The scientific challenge addressed by MYCOBEANS lies at the interface between food safety, analytical chemistry, mycology and data-driven approaches. Assessing mycotoxin risks in legumes requires the integration of advanced analytical techniques with biological, toxicological and contextual knowledge, including fungal ecology, processing practices and region-specific factors influencing contamination.
For this reason, MYCOBEANS is explicitly designed as a staff exchange project, where scientific progress and training rely on physical mobility and hands-on collaboration rather than remote interaction. Knowledge transfer operates on two complementary levels.
Early career scientists are exposed to interdisciplinary training experiences beyond their original background. Through secondments, chemists gain experience in genomics and bioinformatics, molecular biologists are trained in advanced mass spectrometry workflows, and food scientists acquire toxicological perspectives relevant to risk assessment. These exchanges foster a shared methodological language across disciplines that cannot be developed within a single institution.
In parallel, senior researchers engage in reciprocal knowledge exchange by bringing their established expertise into unfamiliar scientific contexts. This process includes targeted hands-on training activities, such as interdisciplinary workshops hosted by partner institutions.

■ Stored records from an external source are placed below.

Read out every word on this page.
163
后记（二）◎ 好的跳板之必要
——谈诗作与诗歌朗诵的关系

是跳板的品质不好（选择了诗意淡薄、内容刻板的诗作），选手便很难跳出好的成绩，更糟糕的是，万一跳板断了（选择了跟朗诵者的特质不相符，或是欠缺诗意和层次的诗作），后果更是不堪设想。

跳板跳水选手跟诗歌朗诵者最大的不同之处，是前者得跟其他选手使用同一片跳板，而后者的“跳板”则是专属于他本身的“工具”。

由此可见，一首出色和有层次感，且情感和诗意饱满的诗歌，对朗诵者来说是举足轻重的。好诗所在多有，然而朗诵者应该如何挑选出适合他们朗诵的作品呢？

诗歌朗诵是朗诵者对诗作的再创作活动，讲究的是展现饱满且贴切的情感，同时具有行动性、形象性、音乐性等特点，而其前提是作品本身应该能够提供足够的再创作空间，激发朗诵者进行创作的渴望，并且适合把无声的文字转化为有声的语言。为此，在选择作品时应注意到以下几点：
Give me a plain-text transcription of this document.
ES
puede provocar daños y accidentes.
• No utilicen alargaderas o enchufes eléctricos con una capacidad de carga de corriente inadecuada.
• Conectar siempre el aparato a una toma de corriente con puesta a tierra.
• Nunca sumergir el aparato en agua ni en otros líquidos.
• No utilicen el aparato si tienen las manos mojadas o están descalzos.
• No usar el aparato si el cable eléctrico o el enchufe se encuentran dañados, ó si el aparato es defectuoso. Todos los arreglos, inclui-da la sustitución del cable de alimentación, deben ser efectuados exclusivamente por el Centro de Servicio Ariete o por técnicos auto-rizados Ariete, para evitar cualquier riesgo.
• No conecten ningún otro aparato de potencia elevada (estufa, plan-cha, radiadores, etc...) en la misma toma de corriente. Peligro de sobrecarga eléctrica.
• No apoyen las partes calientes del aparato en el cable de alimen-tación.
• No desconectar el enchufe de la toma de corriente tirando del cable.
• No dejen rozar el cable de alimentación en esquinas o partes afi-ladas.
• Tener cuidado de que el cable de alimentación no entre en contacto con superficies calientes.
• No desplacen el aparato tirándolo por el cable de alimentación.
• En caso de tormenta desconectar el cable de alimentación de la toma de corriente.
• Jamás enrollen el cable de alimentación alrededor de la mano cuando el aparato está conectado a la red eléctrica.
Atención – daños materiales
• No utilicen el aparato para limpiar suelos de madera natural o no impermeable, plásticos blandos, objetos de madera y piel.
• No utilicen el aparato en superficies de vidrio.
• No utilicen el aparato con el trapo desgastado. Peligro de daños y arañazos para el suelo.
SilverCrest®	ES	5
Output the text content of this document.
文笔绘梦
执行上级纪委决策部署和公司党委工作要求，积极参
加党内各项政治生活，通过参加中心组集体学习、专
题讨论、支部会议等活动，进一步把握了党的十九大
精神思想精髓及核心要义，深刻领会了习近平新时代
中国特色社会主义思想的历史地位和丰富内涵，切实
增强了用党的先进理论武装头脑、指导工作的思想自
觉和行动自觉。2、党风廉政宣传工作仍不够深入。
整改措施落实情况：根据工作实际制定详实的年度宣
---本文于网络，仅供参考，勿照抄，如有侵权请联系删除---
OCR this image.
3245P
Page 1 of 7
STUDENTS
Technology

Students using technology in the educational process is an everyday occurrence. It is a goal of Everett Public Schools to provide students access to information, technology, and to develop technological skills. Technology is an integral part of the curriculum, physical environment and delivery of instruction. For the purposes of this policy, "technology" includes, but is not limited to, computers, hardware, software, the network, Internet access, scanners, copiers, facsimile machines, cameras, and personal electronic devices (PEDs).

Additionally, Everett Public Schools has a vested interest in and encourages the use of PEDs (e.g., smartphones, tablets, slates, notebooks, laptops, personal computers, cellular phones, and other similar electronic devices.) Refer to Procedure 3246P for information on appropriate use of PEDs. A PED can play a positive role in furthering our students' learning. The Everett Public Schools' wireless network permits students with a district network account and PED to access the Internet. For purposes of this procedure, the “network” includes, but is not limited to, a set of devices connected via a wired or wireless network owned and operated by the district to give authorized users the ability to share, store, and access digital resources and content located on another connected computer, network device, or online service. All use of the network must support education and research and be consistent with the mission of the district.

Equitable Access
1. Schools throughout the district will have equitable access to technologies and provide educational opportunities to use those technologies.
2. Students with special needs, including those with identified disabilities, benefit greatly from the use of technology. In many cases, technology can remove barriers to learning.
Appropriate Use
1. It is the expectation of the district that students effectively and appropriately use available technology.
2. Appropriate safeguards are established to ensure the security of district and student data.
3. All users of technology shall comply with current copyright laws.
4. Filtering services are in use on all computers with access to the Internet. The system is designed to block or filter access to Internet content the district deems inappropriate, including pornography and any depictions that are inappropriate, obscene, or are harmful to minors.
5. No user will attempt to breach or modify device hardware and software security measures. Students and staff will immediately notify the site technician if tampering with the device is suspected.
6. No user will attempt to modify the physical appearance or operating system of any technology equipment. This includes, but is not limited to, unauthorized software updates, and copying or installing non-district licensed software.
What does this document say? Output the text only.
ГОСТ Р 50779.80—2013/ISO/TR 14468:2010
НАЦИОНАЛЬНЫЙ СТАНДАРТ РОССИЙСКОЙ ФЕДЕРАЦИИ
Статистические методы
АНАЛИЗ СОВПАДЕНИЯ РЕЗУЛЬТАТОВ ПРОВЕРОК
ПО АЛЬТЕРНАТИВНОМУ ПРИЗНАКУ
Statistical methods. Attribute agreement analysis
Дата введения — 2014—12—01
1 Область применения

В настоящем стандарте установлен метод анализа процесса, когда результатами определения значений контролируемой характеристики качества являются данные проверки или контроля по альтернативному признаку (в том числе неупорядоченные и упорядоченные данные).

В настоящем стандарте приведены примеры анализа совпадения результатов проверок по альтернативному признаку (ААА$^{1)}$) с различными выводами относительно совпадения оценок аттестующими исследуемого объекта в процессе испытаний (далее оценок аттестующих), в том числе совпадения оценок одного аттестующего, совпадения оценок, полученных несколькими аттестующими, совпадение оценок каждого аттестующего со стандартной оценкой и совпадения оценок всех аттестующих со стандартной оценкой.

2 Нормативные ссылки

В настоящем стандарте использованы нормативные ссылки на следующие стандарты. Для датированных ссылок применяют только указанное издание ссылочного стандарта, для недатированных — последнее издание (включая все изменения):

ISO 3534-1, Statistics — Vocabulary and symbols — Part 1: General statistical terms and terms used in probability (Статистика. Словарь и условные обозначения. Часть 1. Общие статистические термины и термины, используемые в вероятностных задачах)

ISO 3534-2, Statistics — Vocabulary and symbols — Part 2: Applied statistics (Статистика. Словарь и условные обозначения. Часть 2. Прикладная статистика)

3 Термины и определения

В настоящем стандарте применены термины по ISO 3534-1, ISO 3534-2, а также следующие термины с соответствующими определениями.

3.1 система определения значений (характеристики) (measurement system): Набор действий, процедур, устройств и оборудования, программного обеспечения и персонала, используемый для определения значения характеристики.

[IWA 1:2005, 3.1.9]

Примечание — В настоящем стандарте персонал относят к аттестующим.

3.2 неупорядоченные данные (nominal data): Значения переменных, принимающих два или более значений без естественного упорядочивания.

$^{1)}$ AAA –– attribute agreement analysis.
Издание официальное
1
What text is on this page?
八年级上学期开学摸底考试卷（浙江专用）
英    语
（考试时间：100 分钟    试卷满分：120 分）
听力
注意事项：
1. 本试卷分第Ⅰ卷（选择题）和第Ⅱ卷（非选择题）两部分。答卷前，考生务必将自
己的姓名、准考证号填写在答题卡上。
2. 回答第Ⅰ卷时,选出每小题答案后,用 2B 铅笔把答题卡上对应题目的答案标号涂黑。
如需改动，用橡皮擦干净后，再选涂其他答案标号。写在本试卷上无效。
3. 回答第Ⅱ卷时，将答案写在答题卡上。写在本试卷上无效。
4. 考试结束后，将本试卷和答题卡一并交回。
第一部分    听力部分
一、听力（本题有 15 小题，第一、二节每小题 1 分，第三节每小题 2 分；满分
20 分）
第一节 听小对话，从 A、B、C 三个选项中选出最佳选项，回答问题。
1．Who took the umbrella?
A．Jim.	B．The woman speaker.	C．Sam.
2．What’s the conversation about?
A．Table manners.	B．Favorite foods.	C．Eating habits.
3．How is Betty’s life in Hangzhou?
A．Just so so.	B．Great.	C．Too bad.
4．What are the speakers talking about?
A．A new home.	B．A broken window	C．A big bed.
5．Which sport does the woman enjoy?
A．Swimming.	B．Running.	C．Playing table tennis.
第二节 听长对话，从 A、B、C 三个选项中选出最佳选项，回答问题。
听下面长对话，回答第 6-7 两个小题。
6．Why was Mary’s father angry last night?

Examples include workshops on nanopore-based technologies led by genomics and bioinformatics experts, alongside additional events introducing methodologies not previously available within the hosting laboratories.
Intersectoral mobility further strengthens this approach. MYCOBEANS includes secondments between academia and industry in both directions—industry to academia and academia to industry—with additional exchanges planned during the project.
By combining interdisciplinary, intersectoral and senior-level exchange, MYCOBEANS promotes a genuinely bidirectional flow of expertise. The consortium, spanning Europe, the United Kingdom and ASEAN countries, provides access to diverse regulatory, climatic and production contexts that cannot be replicated within a single institution.